According to a report by SIPRI, India was ranked as the world’s top arms importer for the period 2019-23. 

Key Highlights of the Report 

  • India was the world’s top arms importer for the period 2019-23 with imports having gone up by 4.7% compared to the period 2014-18. 
  • Arms imports by European countries surged by 94% between 2014–18 and 2019–23, possibly influenced by the war in Ukraine.
  • Russia remained India’s primary arms supplier, accounting for 36% of its arms imports. However, this period marked the first time since 1960–64 when deliveries from Russia comprised less than half of India’s arms imports.
  • Nine out of the top 10 biggest arms importers in 2019–23 were located in Asia and Oceania or the Middle East, including India, Saudi Arabia, and Qatar among the top three.
  • Ukraine emerged as the fourth largest arms importer globally during the period, receiving transfers of major arms from over 30 states in 2022-23. 

The Stockholm International Peace Research Institute (SIPRI) 

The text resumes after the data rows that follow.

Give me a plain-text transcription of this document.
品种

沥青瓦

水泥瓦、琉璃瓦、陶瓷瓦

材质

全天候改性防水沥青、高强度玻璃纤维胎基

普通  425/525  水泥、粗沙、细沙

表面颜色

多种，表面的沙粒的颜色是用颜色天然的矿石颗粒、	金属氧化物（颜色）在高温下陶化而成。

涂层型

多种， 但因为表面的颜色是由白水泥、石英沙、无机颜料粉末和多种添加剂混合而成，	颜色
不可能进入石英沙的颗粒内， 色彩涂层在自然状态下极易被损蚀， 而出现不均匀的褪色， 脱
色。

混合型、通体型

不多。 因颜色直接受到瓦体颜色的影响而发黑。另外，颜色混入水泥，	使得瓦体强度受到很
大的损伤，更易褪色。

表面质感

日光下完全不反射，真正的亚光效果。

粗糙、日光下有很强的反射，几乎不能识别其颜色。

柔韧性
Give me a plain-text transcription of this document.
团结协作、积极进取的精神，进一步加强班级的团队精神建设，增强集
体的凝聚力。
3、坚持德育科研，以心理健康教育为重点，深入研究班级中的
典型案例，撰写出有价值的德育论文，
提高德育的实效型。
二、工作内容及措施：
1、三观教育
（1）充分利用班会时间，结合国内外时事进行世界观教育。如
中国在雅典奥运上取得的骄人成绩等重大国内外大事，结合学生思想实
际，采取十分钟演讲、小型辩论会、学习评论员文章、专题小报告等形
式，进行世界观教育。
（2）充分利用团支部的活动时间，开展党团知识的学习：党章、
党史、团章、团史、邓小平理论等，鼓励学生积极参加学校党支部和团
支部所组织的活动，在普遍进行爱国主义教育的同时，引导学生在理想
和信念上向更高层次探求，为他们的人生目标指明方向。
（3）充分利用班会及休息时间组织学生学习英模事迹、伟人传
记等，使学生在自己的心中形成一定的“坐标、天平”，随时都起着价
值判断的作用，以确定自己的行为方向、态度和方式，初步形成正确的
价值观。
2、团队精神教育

SIPRI is an independent international institute dedicated to research on issues related to conflict, armaments, arms control, and disarmament. 

Mission and Focus:

  • Established in 1966, SIPRI provides data, analysis, and recommendations based on open sources.
  • SIPRI’s publications, such as the SIPRI Yearbook, are highly respected resources for policymakers and scholars globally.

Core areas include:

  • Armed conflict
  • Military expenditure and arms trade
  • Disarmament and arms control

Headquarters and Funding:

  • SIPRI is located in Stockholm, Sweden.
  • It receives funding from the Swedish government and various other 

Top Arm Importers 

  • India is the top importer of arms followed by Saudi Arabia (8.4%), Qatar (7.6%), Ukraine (4.9%), Pakistan (4.3%), Japan (4.1%), Egypt (4%), Australia (3.7%), South Korea (3.1%) and China (2.9%). 

Top Arm Exporters 

  • The top 10 arms exporters are US (42%), France (11%), Russia (11%), China (5.8%), Germany (5.6%), Italy (4.3%), UK (3.7%), Spain (2.7%), Israel (2.4%) and South Korea (2%). 

Reasons for high Import dependency 

Geopolitical Tensions:

  • Border Disputes: Long-standing territorial disputes with neighbouring countries, particularly China and Pakistan, necessitate a strong military presence along the borders.
  • Perceived Security Threats: The volatile regional security situation with ongoing border skirmishes and concerns over cross-border terrorism fuel the need for advanced weaponry.

Military Modernization:

  • Aging Inventory: A significant portion of the Indian armed forces’ equipment is outdated and requires urgent modernization to effectively counter contemporary threats.
  • Indigenization Efforts: While India strives to achieve self-reliance in defence equipment, the indigenous industry is still developing, leading to a gap that imports bridge.

Technological Advancements:

  • Rapid Evolution: The constant evolution of warfare necessitates acquiring advanced weaponry like fighter jets, missile defence systems, and other sophisticated equipment.
  • Limited Domestic Capabilities: India still lags in certain high-end defence technologies, necessitating imports to maintain a technologically sound military.

Impacts of High Arms Import 

Economic Burden: Large expenditures on imported arms strain the national budget, potentially diverting resources from crucial areas like infrastructure and social development.

  • India spent over US $10.5 billion in arms imports during the last three years and is expected to spend another $30 billion in the next five years.

Dependence on Foreign Suppliers: Geopolitical situations can influence the reliability of foreign suppliers, impacting access to crucial weaponry.

  • Strained relations with traditional suppliers like Russia due to the Ukraine war highlight the vulnerability associated with dependence on external sources.
  • Limited Leverage: Over-reliance on external sources weakens India’s bargaining power in negotiating arms deals and technology transfer agreements. 
  • Impact on Domestic Industry: Excessive reliance on imports can stifle the growth of the indigenous defence sector, hindering long-term self-sufficiency goals. 

Addressing the Issue

Boosting Indigenous Arms Industry: The government’s “Make in India” initiative aims to promote domestic production of defence equipment, gradually reducing reliance on imports.

  • An increase in defence exports from ₹16,000 crores to a projected ₹40,000 crore in two years indicates potential for a more robust domestic defence industry and a significant positive step towards reducing import reliance. 

Increased R&D Spending: Investing in research and development to bridge the technological gap and achieve self-sufficiency in critical defence sectors.

Strategic Partnerships: Collaborating with foreign countries for technology transfer and joint ventures to expedite indigenous production capabilities.